Gender equality is far from being a reality in Europe
Traditional gender stereotypes remain deeply rooted in European culture and manifest themselves in daily practise. As a result, men and women still have unequal opportunities. Britta Lejon, former Minister for Democracy and Youth in Sweden, illustrated in a presentation how this inequality is a reality amongst young people in Europe:
• Young men earn approximately 20% more than young women;
• When young men and women live together, women do twice as much housework as men;
• Very few young fathers take parental leave in countries where it is possible.2
Men continue to take part in many more key decisions than women. In spite of several affirmative measures, women’s political participation is still very low: in Europe only 21% of parliamentarians are woman, ranging from 4.4% in Turkey to 45% in Sweden.3 Because men hold the key roles in politics, in the financial world and in the media, they are able to set the political agenda and the public discourse. In general, men continue to be regarded as the human norm and standard of performance.

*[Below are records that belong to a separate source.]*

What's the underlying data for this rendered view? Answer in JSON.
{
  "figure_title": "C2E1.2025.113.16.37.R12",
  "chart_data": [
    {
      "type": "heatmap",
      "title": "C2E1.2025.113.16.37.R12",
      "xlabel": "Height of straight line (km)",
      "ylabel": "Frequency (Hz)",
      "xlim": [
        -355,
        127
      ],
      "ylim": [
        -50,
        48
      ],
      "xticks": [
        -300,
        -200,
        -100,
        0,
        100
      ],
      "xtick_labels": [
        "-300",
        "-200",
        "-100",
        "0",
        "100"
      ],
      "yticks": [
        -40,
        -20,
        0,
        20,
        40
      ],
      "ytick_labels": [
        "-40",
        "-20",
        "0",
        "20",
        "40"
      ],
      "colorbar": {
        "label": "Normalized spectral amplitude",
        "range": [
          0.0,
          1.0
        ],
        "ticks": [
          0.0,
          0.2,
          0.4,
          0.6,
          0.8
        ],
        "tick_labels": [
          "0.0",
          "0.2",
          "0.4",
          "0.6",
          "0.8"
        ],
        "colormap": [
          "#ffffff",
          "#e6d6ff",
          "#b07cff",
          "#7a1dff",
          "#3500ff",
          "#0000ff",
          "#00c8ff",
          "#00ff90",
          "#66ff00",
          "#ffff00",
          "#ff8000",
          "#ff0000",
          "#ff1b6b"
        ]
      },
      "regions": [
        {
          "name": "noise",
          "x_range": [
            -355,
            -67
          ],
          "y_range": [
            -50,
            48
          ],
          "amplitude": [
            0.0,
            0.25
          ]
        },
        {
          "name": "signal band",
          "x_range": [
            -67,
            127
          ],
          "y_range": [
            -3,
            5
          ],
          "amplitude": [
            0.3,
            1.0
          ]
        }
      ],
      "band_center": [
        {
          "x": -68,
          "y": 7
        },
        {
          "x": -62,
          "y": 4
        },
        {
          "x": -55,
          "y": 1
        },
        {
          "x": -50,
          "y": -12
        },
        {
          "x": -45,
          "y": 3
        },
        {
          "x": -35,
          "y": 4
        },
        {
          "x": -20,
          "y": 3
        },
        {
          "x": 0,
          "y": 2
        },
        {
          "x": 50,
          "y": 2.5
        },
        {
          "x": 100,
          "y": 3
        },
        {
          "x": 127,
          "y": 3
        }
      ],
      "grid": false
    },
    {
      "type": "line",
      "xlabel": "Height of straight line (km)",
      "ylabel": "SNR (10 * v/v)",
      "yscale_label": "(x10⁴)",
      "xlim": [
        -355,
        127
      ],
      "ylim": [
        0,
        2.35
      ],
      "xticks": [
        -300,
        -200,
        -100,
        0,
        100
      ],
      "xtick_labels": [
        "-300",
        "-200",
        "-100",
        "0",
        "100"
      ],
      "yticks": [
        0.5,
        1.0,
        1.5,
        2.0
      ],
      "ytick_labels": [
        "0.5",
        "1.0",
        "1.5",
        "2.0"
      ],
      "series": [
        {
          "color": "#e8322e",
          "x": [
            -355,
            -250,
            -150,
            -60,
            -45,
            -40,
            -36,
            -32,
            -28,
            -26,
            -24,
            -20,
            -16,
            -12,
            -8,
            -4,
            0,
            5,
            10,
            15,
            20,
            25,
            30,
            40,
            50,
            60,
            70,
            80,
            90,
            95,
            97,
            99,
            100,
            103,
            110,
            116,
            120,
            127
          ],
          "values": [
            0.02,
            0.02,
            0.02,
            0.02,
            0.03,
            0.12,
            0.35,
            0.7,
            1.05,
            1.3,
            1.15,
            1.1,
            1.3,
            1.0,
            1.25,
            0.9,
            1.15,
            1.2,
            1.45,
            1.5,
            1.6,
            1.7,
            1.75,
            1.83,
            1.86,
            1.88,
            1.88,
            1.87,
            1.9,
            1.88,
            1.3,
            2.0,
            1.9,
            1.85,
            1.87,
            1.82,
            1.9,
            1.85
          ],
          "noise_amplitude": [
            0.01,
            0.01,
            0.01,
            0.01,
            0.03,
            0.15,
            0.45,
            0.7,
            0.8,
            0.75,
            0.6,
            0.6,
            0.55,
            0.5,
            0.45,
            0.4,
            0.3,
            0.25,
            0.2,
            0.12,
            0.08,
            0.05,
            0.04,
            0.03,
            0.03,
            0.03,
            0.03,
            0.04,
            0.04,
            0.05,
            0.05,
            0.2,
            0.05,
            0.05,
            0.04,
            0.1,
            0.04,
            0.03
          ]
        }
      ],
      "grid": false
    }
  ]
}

Many institutions of society reinforce traditional gender stereotypes. In the media, for example, women predominantly appear as objects of action, as victims and as caretakers, whereas men are usually portrayed as creative, strong, clever and full of initiative. While the media highlights a man’s power and achievement, a woman, even an accomplished woman, is usually first evaluated by her appearance. In these ways the media, which includes television, radio, schoolbooks, children books, magazines, films and many forms of electronic communication, preserve and transmit stereotypes about men and women.
As with the media, the family, schools and leisure centres also have responsibilities for reinforcing gender stereotypes. A recent study shows teachers more often evaluate boys positively if they are dynamic, aggressive, independent, explorative and competitive, while girls often receive positive feedback for being obedient, kind, gentle, passive and positive to the community.4 Because such gender stereotypes are principally formed during school years, many girls are discouraged from taking independent action, from competing and from engaging themselves in the public sphere.5 Girls who do not conform to stereotypical expectations can experience criticism, ostracism and even violence.
Traditional gender stereotypes can hurt boys as well as girls. Stereotypical male expectations of strength and competition often conflict with a boy’s daily experiences such as living in atypical family structures, male unemployment or women’s growing presence in the public sphere. Such conflicts can confuse the development of boys’ gender identity. Boys who do not fit the typical male stereotypes can suffer from bullying, exclusion and discrimination.